Quindici-venti giorni prima della morte del giudice Paolo Borsellino, il boss Giovanni Brusca incontra Totò Riina che dice al suo interlocutore: «Finalmente si sono fatti sotto, gli ho consegnato un papello con tutta una serie di richieste». «Il tramite non me lo disse – ha raccontato Brusca, testimoniando a Firenze al processo sulla strage di via dei Georgofili del 1993 e confermando dunque la trattaiva Stato-mafia -, ma mi fece il nome del committente finale. Quell’ora dell’allora ministro dell’Interno Nicola Mancino». «È la prima volta – ha concluso il collaboratore di giustizia – che lo dico pubblicamente». Immediata la replica di Mancino alle parole, di Brusca. «È una vendetta contro chi ha combattuto la mafia con leggi che hanno consentito di concludere il maxiprocesso e di perfezionare e rendere più severa la legislazione di contrasto alla criminalità organizzata» ha scritto in una nota l’allora titolare del Viminale.

«BERLUSCONI E DELL’UTRI NON C’ENRTRANO» – «Con mio cognato parlavamo di Berlusconi e Dell’Utri e io gli ho detto che non c’entrano niente con le stragi» ha anche spiegato Brusca, deponendo al processo sulle stragi del 1993. Il collaboratore di giustizia Brusca ha citato una conversazione di poco tempo fa «quando sono stato accusato di riciclaggio». Secondo Brusca, Marcello Dell’Utri e il premier non c’entrano perché «la situazione è ancorata al passato». «Dopo la strage Borsellino – ha anche raccontato Brusca -, il primo a dire che si era tagliato ogni contatto è stato proprio Salvatore Riina che mi diceva “non c’è più nessuno”». Le stragi di mafia degli anni Novanta, secondo Brusca, servivano «per far tornare lo Stato o chi per esso a trattare con Cosa Nostra».

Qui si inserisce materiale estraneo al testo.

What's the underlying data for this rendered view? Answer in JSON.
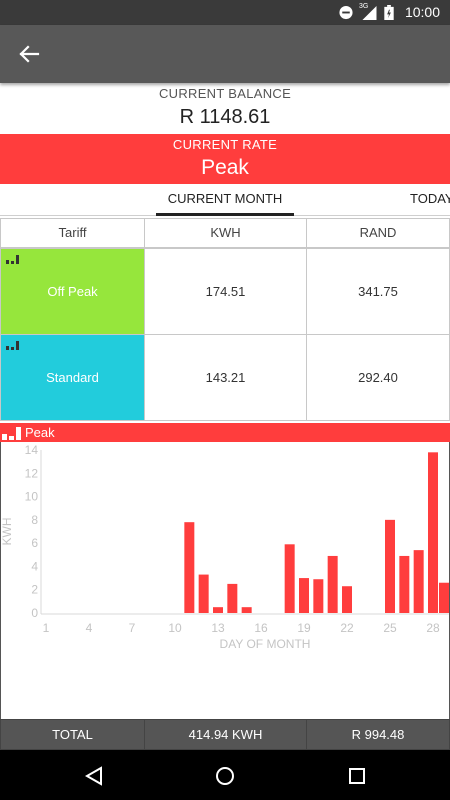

«VOLEVANO PORTARCI LA LEGA» – Marcello Dell’Utri e Vito Ciancimino, poi, si sarebbero offerti come tramite tra la mafia e la Lega e un altro soggetto politico: è quanto avrebbe riferito Riina a Brusca, dopo l’uccisione del giudice Giovanni Falcone. Brusca ha raccontato infatti che fino all’attentato di Falcone l’obiettivo di Riina era di influenzare il maxi-processo di mafia a Palermo. In seguito, sarebbero subentrati Marcello Dell’Utri e Vito Ciancimino che volevano «portare» a Riina la Lega e un altro soggetto politico. «In un primo tempo Riina era titubante e anch’io gli chiedevo se ci fossero novità -ha dichiarato Brusca-. Fino all’ultimo attentato Riina pensava di condizionare il maxi-processo». Ma poi, ha concluso, sarebbero subentrati,«dei soggetti indicati in Marcello Dell’Utri e Vito Ciancimino che gli volevano portare la Lega e un altro soggetto che non ricordo».